A fairly gentle, atmospheric calm takes us into the opening of the album’s final song, “Phantom Planet” – but if you’ve been following along with the bouncing ball then you know there’s little to no chance what we hear at the beginning will be anything like what we hear by the end of this twelve-minute tune. Awesome bring-back around the 2:30 mark after a short breakdown…you can hear everyone hustlin’ & shufflin’ along in a seriously unified front. Shortly afterwards, you get the piano solo…which kinda has a bizarre cut-off at the end of it, but I dig the rest of what I was hearing beforehand. It did get me thinking a lot about the perception of Jazz and how people tend to hear it…I know what I hear as the wild abandon of passion in that third minute would sound potentially like it’s all over the place to someone else; and heck, maybe both of those things can still be true at the same time. My point is simply that, Jazz really has that subjective element stacked against it more than most…you could ask just about anyone out there if they have an opinion on Jazz music one way or the other, and most always will. Those that love it, will love a ton of what they hear in Eyeing The Sky because this band pushes those boundaries we know about as hard as you can imagine…and that’s the only way you can ever hope to break new ground in Jazz, or any other kind of music for that matter. No one’s going to recreate the wheel of Rock’n’Roll at this point, know what I mean? But fusion efforts like this by Eyeing The Sky, and mashing together different styles & sounds still yields the potential for all kinds of untapped creativity. The people that hate Jazz to begin with…well of course they’re going to struggle…obviously LIFE is a struggle for those folks in general, just sayin.’

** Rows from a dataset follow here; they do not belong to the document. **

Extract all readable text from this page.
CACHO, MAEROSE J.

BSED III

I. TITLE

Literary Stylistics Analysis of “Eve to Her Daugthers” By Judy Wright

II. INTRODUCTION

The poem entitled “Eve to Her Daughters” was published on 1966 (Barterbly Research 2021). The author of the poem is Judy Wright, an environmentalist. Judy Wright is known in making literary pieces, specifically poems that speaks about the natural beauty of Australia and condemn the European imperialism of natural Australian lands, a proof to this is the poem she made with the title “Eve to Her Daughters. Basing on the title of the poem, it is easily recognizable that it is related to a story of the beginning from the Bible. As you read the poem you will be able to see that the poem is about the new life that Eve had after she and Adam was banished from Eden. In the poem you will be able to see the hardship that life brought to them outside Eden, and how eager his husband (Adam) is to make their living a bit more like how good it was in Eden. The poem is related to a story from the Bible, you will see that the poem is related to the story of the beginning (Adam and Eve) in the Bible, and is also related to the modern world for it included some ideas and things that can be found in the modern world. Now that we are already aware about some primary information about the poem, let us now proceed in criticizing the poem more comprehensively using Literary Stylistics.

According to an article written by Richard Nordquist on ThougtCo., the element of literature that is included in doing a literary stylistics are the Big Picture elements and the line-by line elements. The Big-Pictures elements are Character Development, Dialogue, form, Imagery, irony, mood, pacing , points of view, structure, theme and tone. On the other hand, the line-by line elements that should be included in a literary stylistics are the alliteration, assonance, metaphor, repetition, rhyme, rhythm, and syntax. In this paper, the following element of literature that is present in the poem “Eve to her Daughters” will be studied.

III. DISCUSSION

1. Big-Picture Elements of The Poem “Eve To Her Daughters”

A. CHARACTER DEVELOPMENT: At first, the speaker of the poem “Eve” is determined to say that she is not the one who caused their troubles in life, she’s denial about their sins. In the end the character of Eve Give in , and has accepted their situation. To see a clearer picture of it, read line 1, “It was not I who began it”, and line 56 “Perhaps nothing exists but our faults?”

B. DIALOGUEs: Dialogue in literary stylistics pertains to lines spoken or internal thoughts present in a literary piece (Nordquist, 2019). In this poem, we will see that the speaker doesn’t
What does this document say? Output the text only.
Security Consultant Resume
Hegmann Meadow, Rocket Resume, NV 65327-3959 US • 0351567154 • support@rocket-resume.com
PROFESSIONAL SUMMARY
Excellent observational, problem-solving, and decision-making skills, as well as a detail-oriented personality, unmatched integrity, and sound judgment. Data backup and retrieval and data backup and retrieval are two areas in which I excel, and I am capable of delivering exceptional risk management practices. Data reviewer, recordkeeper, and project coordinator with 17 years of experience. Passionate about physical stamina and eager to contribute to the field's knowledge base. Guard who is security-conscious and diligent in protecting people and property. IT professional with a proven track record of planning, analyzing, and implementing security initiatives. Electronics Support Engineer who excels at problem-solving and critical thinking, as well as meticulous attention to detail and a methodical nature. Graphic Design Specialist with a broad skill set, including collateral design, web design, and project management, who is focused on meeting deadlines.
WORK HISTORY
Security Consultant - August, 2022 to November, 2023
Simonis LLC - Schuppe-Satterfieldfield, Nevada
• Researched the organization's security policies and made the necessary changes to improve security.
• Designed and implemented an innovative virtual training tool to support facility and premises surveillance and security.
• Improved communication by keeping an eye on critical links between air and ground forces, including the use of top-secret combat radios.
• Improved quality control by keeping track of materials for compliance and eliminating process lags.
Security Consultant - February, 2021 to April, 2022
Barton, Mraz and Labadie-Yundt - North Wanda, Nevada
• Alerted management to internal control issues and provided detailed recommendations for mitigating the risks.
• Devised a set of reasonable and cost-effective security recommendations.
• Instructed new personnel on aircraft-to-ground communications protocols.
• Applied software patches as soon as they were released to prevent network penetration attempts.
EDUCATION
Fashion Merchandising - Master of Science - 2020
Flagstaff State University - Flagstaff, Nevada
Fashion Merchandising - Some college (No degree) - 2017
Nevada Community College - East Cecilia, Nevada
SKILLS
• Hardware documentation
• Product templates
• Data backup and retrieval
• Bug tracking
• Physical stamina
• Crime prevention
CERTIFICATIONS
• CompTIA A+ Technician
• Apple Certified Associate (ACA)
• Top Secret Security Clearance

I’m always fully willing to admit when I’m outmatched in a musical sense…I know beyond the shadow of a doubt that McGrath and his crew of talent assisting him are much more educated in the art and it’s technicalities than I’ll ever be myself…all I can do is speak on behalf of how people listen to music, what we hear, and what we feel about it. For you music-heads out there, I can’t imagine you not loving these extraordinarily unique compositions roaming throughout the lineup of Spectral Galaxies…for the rest of ya, this would probably be a bit of an uphill battle to get through from beginning to end. And like I said, I get that…to a large degree, I really do get it…and it’s in listening to songs like “Phantom Planet” where I really understand that the most. For a twelve minute-plus long song, I was actually quite surprised by how much of this tune was filled with ideas and sound that I felt like listeners could really latch onto – and to feel that way about the vast majority of any twelve-minute long song is a serious rarity of its own kind, but that’s really the case when it comes to “Phantom Planet.” It made me realize that even I need a bit more of a defined structure at times, or that I was at least ready to welcome that back happily when it seemed to show up in the more expanded ideas that run throughout this album’s final cut. I’m more than okay with that…I ended up feeling like “Phantom Planet” was the song that gave “Rapallo Ostinato” the biggest run for its money in terms of my overall affection for favorite tune on this record.
Technically, Spectral Galaxies by Eyeing The Sky came out back in 2016…we headed back in time to take this trip in today’s review. Word on the street is that McGrath is cookin’ up all kinds of brand-new cuts in the lab for release this year…so keep your bags packed and your seat warm…there might be another voyage into the musical beyond with Eric in one of his many projects on the go, right around the corner.